As was the case during the uprising in Egypt, many Americans requested the U.S. government to actively side with the demonstrators or those who want change. This is a MISTAKE. The U.S. should NOT attempt to influence the outcome in the changes taking place in the various Arab Countries.

To the extent that change occurs in Arab governments, it should be organic without any interference from outside powers. The United States is not popular in any Arab country. This is due to decades of American involvement in the Arab world that includes the Iraq war, Arab/Israeli conflict and numerous other strategic decisions taken by the United States since WWII. Consequently, any liberation or freedom movement that receives overt help from the United States will be delegitimized in the eyes of the people they are trying to liberate. This is why the Libyan rebels, who are desperate for help, specifically said they don't want American military involvement on the ground. The rebels know that if the U.S. joins the battle on their side, the rebels will lose most of their support from the Libyan people.

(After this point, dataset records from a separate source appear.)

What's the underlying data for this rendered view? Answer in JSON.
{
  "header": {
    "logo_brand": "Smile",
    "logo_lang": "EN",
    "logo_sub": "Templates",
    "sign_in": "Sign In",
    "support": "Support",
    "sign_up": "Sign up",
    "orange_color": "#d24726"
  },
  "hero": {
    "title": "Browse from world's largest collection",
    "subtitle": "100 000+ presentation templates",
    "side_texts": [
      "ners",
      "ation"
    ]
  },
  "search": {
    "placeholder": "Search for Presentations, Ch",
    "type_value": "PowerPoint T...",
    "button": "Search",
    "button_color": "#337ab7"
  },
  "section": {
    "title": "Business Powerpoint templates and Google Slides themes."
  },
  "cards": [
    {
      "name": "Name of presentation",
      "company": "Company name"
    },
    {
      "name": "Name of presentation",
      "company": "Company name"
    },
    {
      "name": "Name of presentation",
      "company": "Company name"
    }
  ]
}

For the most part, the U.S. should be on the sidelines in the call for change in the Middle East. The U.S. can play an indirect role, however. One of the reasons that People like Qadaffi refuse to step down from power is because doing so could mean suicide. Qadaffi has nowhere to go and if he stays in Libya after stepping down, he will be killed, jailed or humiliated. The U.S. should sincerely suggest a way out for Qaddafi and other leaders who find themselves in the same predicament. It is not enough for a U.S. president to tell Qaddafi to leave Libya as Obama has done. The U.S. should try to convince rebels in Libya and the global community in general to guaranty Qaddafi's safety and provide him with immunity from future prosecution from any country. If such an offer was on the table then leaders such as Qaddafi of Libya and President Saleh of Yemen may seriously consider stepping down from power.

Any leader who faces danger to his life and his family's life is likely to fight to the end. The world would be better off by offering leaders like Qaddafi a safe and comfortable retirement.